Using the full power and excessive speed, I gradually climbed back up to the formation and “tacked” on to the high element. Thank goodness! Baumgart’s instantaneous reaction probably saved us from a mid-air collision, and as he says: “A mid-air collision can spoil your whole day.” Back in formation, the answer to the question of “What happened?” revealed that an airplane to the rear and below us suddenly pulled up toward us, and it appeared that he would ram us – thus the call to pull up. Our crew witnessed fire in their cockpit and the airplane “went down” out of control.

The Alps were still in sight, and we hadn’t reached Strasbourg yet. How much fuel do we have remaining? I still had to make the decision of destination. Could we make it back to England or should we divert to and be interned in Switzerland?

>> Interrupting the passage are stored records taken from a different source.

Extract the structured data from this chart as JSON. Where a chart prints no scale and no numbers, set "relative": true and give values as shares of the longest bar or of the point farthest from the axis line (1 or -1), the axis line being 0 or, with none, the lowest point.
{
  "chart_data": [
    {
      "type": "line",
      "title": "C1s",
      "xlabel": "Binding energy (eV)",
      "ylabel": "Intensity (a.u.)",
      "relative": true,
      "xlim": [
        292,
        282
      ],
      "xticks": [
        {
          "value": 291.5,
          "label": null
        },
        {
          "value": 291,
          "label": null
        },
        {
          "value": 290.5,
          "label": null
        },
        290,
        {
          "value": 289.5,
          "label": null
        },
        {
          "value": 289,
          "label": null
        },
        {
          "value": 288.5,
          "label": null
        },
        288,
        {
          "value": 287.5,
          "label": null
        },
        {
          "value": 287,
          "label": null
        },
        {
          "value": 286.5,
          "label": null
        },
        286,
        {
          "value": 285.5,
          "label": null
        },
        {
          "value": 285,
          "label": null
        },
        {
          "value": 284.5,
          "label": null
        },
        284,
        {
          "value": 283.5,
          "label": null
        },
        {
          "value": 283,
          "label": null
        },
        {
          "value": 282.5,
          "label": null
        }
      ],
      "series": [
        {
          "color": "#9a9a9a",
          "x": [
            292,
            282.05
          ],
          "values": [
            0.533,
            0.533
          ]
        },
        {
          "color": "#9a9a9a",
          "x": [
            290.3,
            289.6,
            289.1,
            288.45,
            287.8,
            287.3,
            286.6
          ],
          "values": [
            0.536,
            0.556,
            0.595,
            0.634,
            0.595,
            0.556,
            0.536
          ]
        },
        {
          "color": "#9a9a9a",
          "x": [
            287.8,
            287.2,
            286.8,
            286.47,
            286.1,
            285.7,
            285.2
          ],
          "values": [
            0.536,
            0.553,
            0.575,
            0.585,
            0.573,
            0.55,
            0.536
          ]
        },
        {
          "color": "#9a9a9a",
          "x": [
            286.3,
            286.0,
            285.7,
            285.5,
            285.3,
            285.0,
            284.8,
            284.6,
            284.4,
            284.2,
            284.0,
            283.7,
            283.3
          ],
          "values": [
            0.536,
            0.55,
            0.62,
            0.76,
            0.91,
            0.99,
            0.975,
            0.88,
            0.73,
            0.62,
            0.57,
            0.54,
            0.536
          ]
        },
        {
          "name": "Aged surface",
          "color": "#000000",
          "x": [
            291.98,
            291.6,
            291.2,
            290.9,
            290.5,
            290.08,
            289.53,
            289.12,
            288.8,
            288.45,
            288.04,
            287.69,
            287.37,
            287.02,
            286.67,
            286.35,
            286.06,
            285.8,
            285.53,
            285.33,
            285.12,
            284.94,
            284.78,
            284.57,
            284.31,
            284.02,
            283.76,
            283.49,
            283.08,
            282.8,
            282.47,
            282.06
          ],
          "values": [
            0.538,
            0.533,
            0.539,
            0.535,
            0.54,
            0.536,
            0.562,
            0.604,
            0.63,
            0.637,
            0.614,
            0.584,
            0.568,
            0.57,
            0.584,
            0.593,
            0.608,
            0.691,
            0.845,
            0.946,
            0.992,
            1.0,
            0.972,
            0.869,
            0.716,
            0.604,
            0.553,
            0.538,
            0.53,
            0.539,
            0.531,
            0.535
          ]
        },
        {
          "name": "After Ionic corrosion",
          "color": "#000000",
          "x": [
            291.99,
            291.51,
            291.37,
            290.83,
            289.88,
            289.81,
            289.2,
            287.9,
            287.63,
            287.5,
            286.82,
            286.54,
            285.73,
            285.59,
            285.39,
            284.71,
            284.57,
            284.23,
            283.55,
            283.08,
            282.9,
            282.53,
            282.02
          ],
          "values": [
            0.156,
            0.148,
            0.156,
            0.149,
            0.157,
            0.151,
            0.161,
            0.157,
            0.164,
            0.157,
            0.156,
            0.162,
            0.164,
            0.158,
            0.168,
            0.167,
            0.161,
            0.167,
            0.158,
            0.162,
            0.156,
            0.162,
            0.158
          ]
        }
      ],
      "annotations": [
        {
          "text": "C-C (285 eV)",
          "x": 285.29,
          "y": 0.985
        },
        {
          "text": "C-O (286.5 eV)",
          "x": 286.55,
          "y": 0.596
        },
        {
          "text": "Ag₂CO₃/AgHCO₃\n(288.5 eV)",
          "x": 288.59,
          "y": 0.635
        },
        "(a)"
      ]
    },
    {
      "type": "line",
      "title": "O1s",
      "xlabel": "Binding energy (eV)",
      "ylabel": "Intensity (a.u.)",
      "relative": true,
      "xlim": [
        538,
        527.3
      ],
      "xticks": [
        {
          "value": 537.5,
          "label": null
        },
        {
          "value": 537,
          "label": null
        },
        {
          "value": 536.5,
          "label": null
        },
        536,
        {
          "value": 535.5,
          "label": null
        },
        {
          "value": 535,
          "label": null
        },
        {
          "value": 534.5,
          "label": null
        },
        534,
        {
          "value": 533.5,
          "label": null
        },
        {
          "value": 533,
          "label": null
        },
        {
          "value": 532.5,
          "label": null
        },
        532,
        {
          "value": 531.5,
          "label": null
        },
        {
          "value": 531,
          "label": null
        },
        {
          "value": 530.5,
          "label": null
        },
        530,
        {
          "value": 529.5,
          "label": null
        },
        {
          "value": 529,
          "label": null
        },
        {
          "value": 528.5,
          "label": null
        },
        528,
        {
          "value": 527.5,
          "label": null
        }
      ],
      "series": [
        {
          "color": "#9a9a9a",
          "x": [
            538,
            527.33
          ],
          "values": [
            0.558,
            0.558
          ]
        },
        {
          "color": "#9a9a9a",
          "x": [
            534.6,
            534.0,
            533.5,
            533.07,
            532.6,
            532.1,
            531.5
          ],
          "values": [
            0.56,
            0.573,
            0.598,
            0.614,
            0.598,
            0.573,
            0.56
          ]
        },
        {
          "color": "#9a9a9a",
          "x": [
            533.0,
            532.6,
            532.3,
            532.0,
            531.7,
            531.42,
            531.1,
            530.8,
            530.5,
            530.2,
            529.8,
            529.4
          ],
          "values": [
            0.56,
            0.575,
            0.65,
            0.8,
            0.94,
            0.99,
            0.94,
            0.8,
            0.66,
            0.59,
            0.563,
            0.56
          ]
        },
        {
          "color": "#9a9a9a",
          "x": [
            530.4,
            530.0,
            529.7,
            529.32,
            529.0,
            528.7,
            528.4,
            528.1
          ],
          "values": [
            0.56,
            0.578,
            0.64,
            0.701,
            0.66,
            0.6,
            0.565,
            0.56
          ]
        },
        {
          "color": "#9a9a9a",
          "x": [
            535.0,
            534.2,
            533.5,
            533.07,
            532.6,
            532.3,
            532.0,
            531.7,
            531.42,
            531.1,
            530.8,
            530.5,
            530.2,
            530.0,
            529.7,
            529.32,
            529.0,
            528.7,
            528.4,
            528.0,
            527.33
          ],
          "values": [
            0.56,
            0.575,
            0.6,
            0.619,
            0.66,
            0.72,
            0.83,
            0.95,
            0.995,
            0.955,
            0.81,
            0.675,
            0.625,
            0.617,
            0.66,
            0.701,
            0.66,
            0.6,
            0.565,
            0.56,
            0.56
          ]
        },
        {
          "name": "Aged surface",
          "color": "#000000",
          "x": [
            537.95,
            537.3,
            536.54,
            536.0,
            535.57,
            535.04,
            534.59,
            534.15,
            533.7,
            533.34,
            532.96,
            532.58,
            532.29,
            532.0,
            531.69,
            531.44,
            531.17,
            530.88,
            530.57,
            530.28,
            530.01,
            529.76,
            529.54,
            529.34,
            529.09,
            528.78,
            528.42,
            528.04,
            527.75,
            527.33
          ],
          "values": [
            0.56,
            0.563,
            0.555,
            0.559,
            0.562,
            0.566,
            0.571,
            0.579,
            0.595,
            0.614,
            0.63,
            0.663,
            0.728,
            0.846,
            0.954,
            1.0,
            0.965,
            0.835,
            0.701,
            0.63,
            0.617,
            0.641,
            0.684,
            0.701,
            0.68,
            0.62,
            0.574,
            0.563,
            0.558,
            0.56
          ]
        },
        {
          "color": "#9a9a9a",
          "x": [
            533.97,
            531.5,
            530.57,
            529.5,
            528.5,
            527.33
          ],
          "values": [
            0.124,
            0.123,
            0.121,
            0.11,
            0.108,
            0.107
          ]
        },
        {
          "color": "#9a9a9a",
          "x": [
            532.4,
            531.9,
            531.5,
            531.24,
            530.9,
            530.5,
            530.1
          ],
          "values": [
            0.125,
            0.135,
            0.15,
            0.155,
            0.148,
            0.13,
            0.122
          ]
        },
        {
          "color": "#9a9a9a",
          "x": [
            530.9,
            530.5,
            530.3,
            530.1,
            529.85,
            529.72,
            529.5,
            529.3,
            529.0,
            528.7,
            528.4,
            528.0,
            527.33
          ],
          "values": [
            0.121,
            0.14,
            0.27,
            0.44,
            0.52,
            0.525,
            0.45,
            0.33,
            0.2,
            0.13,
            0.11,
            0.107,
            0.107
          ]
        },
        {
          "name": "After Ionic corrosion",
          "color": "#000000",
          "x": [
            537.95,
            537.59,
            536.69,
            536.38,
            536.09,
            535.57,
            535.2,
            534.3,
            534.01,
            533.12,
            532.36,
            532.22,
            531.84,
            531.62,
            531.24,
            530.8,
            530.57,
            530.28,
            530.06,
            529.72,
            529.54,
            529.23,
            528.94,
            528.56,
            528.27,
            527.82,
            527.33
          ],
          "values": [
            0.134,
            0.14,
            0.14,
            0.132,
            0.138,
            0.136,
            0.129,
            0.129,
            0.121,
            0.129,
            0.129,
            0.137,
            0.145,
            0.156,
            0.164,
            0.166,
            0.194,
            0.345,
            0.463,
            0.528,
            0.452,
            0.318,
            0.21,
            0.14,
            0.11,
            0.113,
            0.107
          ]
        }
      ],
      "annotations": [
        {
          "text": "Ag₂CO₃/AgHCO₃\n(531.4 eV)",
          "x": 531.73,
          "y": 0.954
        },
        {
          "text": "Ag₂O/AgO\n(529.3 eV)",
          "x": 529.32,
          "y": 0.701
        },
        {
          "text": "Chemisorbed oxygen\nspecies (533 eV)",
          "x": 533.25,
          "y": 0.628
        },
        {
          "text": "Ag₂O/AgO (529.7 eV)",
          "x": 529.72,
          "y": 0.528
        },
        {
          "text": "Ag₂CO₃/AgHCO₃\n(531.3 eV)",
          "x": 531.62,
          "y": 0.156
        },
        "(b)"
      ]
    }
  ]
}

The full account by Col. Myron Keilman and Col Vernon Baumgart can be found at B24.Net. Initial losses to the 392nd seemed very bad. 14 out of 28 crews briefed for the mission were lost and 9 more damaged. However 8 crews from the ‘lost’ planes had been able to put down in, or parachute into, neutral Switzerland. The crews were interned for the duration of hostilities by the Swiss authorities.